The most crucial part of using Time to Live option is the way of executing the pipelines. It is highly recommended to use Time To Live only when pipelines contain multiple sequential Data Flows. Only one job can run on a single cluster at a time. When one Data Flow finishes, the second one starts. If you execute Data Flows in a parallel way, then only one Data Flow will use the live cluster and others will spin up their own clusters.
Moreover, each of them will generate extra cost from Time To Live feature, because clusters will wait unused for a certain period of time when they finish. In consequence, the cost could be higher than without Time To Live feature. In addition, before implementing the solution make sure if Quick Re-use option is turned on in integration runtime configuration. It allows to reuse a live cluster for many Data Flows.
Data Factory Operations
The next actions that generate cost are the „read”, „write” and „monitoring” options. The below table presents the pricing.
Type | Price |
Read/Write | $0.50 per 50 000 modified/referenced entities |
Monitoring | $0.25 per 50 000 run records retrieved |
the presented prices are for West Europe region in March 2022, source.
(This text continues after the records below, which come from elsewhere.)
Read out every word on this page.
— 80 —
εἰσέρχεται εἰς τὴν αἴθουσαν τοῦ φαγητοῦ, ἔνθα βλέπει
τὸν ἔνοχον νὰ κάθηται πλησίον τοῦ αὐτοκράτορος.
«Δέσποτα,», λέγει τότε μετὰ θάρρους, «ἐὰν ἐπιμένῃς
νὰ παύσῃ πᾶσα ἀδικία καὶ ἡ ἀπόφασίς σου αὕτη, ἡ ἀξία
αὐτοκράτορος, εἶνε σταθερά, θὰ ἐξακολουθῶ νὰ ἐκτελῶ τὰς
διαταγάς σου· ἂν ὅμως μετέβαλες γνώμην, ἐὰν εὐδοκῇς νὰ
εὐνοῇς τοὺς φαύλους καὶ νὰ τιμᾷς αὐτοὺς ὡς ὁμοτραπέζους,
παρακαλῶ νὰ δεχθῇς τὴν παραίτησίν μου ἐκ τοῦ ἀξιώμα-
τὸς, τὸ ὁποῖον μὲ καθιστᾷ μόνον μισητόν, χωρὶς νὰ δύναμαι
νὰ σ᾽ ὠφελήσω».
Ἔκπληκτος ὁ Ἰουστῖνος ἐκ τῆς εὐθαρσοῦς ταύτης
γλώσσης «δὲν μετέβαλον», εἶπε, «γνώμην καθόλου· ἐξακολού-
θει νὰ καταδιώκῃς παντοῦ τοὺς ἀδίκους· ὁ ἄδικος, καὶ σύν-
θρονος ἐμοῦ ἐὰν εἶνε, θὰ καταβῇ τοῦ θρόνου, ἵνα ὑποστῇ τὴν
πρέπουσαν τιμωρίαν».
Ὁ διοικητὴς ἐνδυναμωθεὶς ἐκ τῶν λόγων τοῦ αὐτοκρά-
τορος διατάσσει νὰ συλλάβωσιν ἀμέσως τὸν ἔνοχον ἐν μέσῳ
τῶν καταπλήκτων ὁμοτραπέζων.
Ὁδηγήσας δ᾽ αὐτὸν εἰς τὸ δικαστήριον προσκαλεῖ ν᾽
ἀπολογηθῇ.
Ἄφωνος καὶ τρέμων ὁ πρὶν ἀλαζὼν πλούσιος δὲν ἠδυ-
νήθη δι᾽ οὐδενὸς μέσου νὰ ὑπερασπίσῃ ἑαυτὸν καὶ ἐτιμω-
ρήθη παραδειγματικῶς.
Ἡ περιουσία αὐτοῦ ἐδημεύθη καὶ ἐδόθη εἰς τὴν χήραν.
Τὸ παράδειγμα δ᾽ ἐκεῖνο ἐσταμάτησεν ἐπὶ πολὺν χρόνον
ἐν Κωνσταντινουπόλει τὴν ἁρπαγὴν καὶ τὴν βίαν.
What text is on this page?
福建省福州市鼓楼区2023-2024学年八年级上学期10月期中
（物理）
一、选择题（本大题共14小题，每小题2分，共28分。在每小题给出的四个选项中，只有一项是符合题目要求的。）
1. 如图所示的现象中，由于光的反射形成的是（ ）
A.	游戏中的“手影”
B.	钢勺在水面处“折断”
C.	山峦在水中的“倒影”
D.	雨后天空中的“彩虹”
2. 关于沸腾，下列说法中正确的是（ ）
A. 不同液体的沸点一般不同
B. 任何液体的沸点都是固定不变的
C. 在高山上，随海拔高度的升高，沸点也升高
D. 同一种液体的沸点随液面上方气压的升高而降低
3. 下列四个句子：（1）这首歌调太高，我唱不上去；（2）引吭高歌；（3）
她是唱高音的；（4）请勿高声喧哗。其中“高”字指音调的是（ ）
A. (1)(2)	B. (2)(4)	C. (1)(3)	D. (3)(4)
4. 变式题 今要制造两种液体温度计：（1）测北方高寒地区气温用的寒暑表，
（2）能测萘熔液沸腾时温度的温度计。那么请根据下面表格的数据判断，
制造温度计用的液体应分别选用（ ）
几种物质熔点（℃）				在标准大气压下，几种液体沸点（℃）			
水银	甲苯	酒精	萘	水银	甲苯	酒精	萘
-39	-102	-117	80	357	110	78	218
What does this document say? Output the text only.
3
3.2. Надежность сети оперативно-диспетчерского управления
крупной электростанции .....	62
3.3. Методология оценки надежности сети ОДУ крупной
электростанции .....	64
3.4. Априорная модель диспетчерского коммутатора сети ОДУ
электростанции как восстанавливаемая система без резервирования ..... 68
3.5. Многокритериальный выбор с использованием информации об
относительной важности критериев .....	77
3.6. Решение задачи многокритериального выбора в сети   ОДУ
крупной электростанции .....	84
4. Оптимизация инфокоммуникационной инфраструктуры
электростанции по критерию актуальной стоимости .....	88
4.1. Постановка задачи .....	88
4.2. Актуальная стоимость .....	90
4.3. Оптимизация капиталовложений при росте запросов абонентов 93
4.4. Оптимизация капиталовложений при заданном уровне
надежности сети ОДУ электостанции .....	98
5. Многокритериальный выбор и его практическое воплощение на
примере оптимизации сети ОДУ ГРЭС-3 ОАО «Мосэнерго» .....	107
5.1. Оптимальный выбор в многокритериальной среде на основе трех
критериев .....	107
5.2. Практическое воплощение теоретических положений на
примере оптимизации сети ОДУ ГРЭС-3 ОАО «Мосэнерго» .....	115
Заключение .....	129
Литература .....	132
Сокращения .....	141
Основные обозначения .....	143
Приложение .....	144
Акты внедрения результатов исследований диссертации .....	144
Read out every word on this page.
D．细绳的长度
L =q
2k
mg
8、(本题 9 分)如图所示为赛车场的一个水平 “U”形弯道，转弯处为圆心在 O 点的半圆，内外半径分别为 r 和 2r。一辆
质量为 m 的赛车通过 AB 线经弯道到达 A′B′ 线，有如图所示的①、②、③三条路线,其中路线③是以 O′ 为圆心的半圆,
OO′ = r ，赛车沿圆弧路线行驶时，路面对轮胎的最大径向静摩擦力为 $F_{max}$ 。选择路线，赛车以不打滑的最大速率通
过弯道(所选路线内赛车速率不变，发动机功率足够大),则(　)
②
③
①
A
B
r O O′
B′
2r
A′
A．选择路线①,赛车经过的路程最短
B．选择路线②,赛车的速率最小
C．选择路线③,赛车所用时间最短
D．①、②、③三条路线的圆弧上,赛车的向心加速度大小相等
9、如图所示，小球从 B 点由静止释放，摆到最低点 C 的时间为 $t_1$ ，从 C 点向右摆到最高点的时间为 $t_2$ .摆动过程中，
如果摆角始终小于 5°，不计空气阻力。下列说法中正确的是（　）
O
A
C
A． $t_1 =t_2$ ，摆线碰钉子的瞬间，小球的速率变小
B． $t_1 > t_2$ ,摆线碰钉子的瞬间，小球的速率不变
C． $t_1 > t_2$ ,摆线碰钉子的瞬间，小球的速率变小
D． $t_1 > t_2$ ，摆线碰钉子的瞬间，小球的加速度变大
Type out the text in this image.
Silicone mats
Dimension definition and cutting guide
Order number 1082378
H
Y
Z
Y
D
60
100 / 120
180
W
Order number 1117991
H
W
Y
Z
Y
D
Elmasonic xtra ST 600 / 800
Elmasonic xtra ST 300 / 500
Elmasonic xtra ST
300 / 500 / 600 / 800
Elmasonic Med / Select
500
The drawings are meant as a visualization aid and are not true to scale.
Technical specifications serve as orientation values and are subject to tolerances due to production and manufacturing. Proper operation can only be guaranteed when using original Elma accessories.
Read/write operations for Azure Data Factory entities include „create„, „read„, „update„, and „delete„. Entities include datasets, linked services, pipelines, integration runtime, and triggers. Monitoring operations include get and list for pipeline, activity, trigger, and debug runs. As you can see, every action in the data pipeline generates cost, but this factor is the least painful one when it comes to pricing, because 50 000 is really a huge number.
Monitor
I would like to present you one feature that could be helpful in finding bottlenecks in your existing solution in Data Factory. First of all, every executed pipeline is logged in Monitor section in Data Factory tool. Logs contain a data of every step of the ETL process, including pipeline run consumption details, but there they are stored for only 45 days in Monitor. Nevertheless, it is feasible to calculate an estimated price of Pipeline orchestration and Pipeline execution.
I found PowerShell code on Microsoft community website that generates aggregated data of pipelines run consumption within one resource group for defined time range. I strongly believe that the code can be useful for costs estimation of your existing pipelines. It is worth mentioning that this method has some limitations and for example it doesn’t contain information about consumption of Time To Live in Data Flows. In the picture below you can see this information in the red box.
I hope you found this article helpful in furthering your understanding of pricing details and the features that could be significant in your solutions. Microsoft is still improving Data Factory and while preparing this paper I needed to change two paragraphs due to the changes in Azure documentation. For example, from January 2022, you will no longer need to manually specify Quick Re-use in Data Flows when you create an integration runtime and that is great information. I found a funny quote that could describe Azure pricing in general: You don’t pay for Azure services; you only pay for things you forget to turn off – or in this case – “turn on”.